Megan Leslie, the new president of World Wildlife Fund Canada, described the audit as the most recent in a series of reports that show Canada needs "a new approach to preventing biodiversity loss."
"We need the federal government to take meaningful steps that reverse the decline of wildlife in Canada: This must be the measure of success," Leslie said in a statement sent to National Observer. "Wildlife loss has been a problem for decades, and as today’s report reflects, better work must be done to get Canada on track."
In its response to the audit, Environment and Climate Change Canada agreed it needed to work with other departments and agencies to achieve biodiversity targets, and it agreed to publicly share its progress on the 2020 goals.

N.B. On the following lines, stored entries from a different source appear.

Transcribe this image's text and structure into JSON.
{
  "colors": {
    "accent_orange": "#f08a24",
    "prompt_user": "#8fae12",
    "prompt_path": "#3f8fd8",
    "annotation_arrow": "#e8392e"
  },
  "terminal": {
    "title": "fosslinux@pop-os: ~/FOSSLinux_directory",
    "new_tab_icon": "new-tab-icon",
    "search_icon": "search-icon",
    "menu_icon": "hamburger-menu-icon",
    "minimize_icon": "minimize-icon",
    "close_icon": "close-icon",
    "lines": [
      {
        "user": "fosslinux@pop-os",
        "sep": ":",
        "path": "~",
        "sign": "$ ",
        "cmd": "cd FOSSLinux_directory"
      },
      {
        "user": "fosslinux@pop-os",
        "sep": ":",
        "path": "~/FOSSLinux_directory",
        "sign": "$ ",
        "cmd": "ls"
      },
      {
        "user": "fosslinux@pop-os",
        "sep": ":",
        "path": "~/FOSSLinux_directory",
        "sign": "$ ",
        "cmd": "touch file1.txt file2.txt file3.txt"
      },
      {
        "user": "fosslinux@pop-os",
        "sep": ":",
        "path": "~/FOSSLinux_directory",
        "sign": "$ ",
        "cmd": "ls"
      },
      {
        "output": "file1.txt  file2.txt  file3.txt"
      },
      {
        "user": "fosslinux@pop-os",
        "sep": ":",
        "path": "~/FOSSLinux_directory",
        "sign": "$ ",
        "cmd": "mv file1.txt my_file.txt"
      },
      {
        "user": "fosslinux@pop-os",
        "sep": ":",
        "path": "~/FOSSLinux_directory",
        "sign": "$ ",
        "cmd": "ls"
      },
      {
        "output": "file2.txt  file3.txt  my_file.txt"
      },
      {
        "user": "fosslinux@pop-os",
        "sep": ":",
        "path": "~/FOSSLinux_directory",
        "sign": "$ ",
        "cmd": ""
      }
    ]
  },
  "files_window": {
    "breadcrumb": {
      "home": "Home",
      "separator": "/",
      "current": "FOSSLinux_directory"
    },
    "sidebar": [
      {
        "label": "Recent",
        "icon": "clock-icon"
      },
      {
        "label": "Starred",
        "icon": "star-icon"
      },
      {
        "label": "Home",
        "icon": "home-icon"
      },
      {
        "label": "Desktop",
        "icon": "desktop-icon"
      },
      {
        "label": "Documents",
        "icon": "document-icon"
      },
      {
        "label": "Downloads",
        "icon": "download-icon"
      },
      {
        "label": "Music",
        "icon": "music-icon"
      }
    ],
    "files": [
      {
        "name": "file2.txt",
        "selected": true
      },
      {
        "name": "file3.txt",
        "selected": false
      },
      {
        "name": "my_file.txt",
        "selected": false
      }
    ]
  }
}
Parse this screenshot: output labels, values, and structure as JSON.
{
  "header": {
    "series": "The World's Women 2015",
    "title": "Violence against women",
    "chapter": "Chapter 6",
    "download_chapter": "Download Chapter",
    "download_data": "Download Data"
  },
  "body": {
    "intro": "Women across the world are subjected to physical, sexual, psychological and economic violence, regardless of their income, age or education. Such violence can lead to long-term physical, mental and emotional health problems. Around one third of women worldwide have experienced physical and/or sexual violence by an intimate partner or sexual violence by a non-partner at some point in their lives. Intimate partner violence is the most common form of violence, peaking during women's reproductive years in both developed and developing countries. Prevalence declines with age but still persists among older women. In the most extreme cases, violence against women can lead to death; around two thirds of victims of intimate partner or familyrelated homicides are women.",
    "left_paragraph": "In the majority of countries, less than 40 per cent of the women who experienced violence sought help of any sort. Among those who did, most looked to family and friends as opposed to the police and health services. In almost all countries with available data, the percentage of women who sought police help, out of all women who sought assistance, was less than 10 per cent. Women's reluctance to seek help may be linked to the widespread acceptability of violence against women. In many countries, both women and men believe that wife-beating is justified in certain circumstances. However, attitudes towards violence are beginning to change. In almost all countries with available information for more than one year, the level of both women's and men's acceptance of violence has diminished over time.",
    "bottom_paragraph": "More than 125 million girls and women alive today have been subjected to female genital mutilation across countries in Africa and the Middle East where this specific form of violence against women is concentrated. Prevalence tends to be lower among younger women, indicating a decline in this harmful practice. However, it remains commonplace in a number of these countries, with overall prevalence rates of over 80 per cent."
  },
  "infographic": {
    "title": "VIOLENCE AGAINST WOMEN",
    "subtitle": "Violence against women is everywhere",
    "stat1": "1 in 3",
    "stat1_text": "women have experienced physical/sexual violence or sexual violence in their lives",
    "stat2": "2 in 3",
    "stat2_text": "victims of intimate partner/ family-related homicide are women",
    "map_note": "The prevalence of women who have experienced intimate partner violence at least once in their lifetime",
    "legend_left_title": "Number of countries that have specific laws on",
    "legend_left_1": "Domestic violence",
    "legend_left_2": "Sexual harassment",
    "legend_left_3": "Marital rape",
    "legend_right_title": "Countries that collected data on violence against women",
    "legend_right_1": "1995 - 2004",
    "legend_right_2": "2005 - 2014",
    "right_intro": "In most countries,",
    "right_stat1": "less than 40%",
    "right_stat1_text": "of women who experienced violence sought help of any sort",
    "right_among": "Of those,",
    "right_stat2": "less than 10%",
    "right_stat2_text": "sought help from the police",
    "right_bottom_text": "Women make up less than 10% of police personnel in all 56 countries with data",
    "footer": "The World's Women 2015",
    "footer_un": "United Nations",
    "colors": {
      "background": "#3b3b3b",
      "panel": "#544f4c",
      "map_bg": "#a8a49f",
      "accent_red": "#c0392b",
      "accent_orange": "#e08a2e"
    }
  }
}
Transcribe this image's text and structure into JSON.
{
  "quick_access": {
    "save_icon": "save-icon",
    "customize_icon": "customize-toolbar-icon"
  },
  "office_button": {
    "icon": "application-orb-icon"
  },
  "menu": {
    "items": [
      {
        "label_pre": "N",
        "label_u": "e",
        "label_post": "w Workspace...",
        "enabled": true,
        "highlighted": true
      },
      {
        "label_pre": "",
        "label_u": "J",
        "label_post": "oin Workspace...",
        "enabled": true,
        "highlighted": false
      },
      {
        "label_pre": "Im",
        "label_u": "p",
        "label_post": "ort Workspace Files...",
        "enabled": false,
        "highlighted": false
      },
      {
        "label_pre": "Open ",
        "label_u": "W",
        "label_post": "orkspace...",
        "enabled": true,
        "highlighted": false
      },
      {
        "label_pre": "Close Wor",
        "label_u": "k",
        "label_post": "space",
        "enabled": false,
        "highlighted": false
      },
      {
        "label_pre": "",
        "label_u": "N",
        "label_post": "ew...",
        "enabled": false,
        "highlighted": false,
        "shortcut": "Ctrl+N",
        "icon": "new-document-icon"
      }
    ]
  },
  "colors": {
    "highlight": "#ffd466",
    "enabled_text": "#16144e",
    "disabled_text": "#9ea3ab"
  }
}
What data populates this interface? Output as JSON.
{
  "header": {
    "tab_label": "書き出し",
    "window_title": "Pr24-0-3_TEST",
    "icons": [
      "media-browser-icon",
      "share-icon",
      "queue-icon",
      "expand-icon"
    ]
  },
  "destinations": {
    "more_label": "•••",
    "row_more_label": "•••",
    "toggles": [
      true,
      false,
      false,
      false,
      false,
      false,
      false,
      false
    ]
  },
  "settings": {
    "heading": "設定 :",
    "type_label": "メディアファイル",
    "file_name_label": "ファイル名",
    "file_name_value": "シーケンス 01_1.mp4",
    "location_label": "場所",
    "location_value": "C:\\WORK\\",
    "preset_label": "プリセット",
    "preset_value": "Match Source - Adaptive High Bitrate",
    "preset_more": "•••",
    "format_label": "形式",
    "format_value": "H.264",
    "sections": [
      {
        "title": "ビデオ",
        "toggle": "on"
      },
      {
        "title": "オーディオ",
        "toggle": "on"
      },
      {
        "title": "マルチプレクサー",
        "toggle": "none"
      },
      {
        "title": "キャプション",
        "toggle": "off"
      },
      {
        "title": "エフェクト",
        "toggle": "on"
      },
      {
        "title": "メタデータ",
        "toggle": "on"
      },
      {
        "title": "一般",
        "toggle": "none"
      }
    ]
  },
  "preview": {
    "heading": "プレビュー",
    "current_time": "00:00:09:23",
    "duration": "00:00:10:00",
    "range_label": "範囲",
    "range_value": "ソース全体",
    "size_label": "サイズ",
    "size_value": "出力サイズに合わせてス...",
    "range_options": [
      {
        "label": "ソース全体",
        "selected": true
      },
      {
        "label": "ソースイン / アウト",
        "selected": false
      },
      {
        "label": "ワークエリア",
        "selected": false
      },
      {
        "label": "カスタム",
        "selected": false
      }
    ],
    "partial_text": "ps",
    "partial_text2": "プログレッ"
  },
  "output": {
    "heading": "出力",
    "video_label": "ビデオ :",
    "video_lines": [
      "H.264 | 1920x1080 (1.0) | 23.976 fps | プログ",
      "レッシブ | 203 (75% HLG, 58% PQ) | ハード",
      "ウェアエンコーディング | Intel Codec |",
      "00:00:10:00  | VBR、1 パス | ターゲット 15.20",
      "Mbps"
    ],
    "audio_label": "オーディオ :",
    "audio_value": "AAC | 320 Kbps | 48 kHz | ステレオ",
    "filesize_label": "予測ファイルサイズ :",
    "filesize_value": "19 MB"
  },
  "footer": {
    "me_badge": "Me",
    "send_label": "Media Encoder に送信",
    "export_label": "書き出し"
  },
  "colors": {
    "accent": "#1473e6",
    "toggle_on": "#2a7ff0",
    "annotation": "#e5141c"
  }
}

On Tuesday afternoon, Environment and Climate Change Minister Catherine McKenna pointed to a 2018 budget investment of $1.3 billion to protect biodiversity, which includes protecting species at risk and creating new parks and protected areas.
“After 10 years of inaction by the previous government, we’re absolutely all-in. This is a huge opportunity for Canada. We also know the links between climate change and impacts on species at risk,” McKenna told reporters on Parliament Hill.
‘History shows a track record of missed targets and commitments’
In her accompanying “Commissioner’s Perspective,” Gelfand discussed her team’s findings across the three audits tabled Tuesday, including Canada’s performance on biodiversity conservation, a report on salmon fishing, and a report showing Canada is on track to miss its commitment to sustainable development targets set in the United Nations’ 2030 Agenda.
The 2030 Agenda includes big goals, from protecting the environment to eradicating global poverty and reducing inequality. By November 2017, the federal government did not have a formal approach to meeting the goals, and the commissioner’s team found they need to set targets.
In her report, Gelfand noted it had been three years since Canada signed on to the 2030 Agenda and it still doesn’t have a “whole of government approach.” Instead, five departments — Employment and Social Development Canada, Environment and Climate Change Canada, Global Affairs Canada, Indigenous and Northern Affairs Canada, and Status of Women Canada — are expected to coordinate.
“In my opinion, it is difficult to make progress with 10 hands on the wheel. … Without a clear leader, an implementation plan, and accurate and ongoing measurement and monitoring of results, Canada will not be able to fulfill the commitments it made to its citizens, and to the United Nations.”
Gelfand also noted it is not the first audit to show a lack of preparation to deliver on international commitments.
“History shows a track record of missed targets and commitments going back several decades. The federal government committed to implementing the 2030 Agenda three years ago, but again, it is not ready to respect its international commitment. When will it be ready?”
Editor's note: This story was updated at 2:15 p.m. EST on Tuesday, April 24, 2018, with new comments from Catherine McKenna and from the commissioner's reports. The spelling of the minister's first name was corrected at 2:39 p.m. EST the same day. The story was updated again at 4:31 p.m. EST with comments from Megan Leslie.